Our next social interaction activity was a game with the elders of the community. We rushed to the Family Resource Centre to find the friendly senior citizens who welcomed us warmly. It was a great feeling to see that our appearance was truly appreciated. We joined in a favourite game called Aturat. Everyone kneels in a circle with 4 circulating die. In the middle of the circle is a heap of goodies. These are considered the prizes and consist of anything from a roll of toilet paper to a square of cheese. If when you roll the die you roll the number 2 you may leap into the middle and claim a prize. The game continues until all of the prizes in the middle are finished, then the real fun starts. You could now take the prizes away from other people. It was incredibly fast and even competitive but we had many laughs and enjoyed it immensely. We added three Wenger knives and a Petzl Headlamp to the prize heap which gave the game greater meaning and just added to the pressure. You could actually see the excitement in the eyes of the elders as they jumped around to make sure they get a good prize. It was fun to interact with the experienced generation of the community in this unusual way and definitely a new and memorable experience for us.

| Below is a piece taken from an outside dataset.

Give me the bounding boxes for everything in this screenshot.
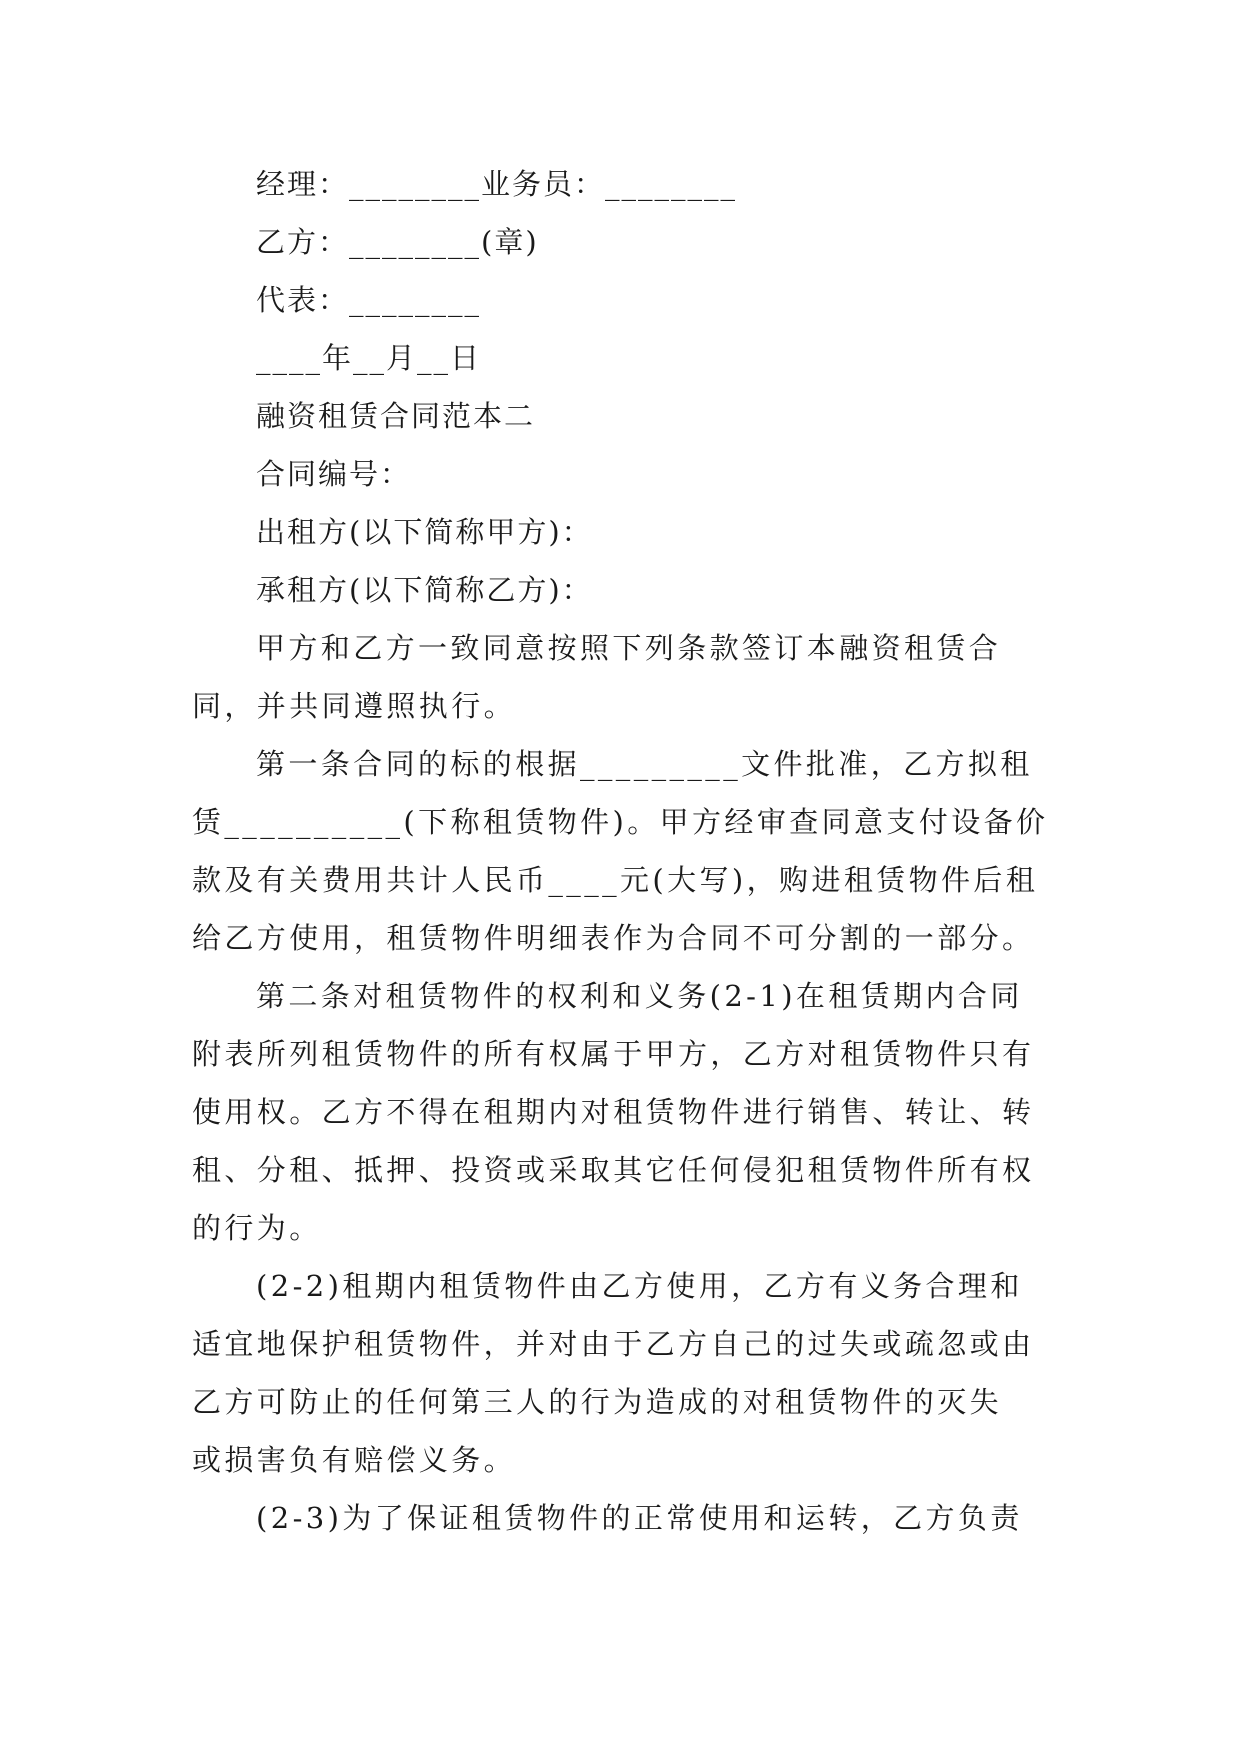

We then had the opportunity to learn about a few other traditional games, played by Inuit women and children while the men are out hunting. A very sweet elderly lady explained the games to us. One of the games was pulling seal bones out of a bag to build an igloo and another was using a rabbit skull, you had to try and catch it on a thin long bone. To be able to learn about these games from a woman who played them while she was a child is an incredible concept, one that we really appreciate.
This evening’s entertainment was a teenage disco party that we went to. It was loads of fun and we danced the night away with the new friends we made throughout the day. We recognized most of the music and were the centre of attention for the teenagers of the community. It was a great evening but now to get some needed shut eye!